Pairings - Keep in mind, the cheese is the star. Choose pairings that will complement your cheese selections. Try thinly sliced apples or pears, freshly cut figs, blackberries, golden raisins or other fresh or dried fruits. Nuts complete the healthy offering and add a little crunchiness to the sampling experience. Go gourmet with quince paste, plum butter or chutney on the side. Drizzle a little honey on robust cheeses for a dash of sweetness. Toast points, fruit and nut crostini or thin slices from a baguette can be offered as well. When choosing breads and crackers, select mild styles that won't compete with the cheese's flavor. And, when you think of serving wine, be creative with whites or reds.

For more information about The Cheeses of France visit CheesesofFrance.com.

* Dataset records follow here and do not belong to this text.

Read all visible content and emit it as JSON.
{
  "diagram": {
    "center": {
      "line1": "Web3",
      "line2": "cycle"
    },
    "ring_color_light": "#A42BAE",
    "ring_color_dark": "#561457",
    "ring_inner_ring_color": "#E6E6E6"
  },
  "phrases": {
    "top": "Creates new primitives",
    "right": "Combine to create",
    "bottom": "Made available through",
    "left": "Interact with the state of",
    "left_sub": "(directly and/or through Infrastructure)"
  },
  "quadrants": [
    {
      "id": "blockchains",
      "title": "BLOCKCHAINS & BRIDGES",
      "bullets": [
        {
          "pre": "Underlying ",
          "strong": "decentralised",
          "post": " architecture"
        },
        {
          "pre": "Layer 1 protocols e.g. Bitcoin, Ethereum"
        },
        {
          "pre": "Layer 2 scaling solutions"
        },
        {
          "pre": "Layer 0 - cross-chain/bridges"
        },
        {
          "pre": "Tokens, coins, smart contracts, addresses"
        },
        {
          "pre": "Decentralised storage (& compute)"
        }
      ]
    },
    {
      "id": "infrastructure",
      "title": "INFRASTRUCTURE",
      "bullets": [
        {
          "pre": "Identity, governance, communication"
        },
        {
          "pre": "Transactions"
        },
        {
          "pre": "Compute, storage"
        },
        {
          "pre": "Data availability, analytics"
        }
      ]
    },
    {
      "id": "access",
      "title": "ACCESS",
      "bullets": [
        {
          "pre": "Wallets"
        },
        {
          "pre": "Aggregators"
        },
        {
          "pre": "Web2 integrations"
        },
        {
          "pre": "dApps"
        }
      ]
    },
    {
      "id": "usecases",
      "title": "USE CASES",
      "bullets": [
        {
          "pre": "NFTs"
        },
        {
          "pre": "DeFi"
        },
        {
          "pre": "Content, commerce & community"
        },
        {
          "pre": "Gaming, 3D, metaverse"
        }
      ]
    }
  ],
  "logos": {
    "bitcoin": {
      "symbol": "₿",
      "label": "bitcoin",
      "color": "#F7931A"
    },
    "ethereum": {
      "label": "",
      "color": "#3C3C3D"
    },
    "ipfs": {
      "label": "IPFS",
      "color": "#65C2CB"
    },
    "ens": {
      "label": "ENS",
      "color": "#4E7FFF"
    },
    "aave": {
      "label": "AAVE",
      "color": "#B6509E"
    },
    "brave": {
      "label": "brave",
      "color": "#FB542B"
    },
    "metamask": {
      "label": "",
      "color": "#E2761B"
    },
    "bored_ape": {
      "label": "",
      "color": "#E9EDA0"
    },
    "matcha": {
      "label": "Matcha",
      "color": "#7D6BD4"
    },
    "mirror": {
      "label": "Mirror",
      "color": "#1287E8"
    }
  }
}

The land, the traditions, the character of French cheese

How do you describe The Cheeses of France? The range of flavors and aromas are countless - fresh, nutty, bloomy, grassy, robust, meaty, fruity, earthy. At the heart of The Cheeses of France experience is the concept of terroir, a French word that literally means "land," but translates into so much more. Terroir is what makes the cheeses of each French cheesemaking region unique. Terroir is the soil, the climate, the ancient breeds and cheesemaking traditions influencing the taste and character of each variety of cheese. Some feature the "Appellation d'Origine Contrôlée" designation that certifies and promotes the unique qualities of their regional terroir.

Aging does wonderful things to cheese. An ancient art of maturing cheese to allow flavors to blend and intensify, affinage, or aging, is critical to the French cheesemaking process. Many varieties of cheese are aged in caves cut into French hillsides or built underground.

Talented cheese ripeners known as affineurs nurture the ripening process.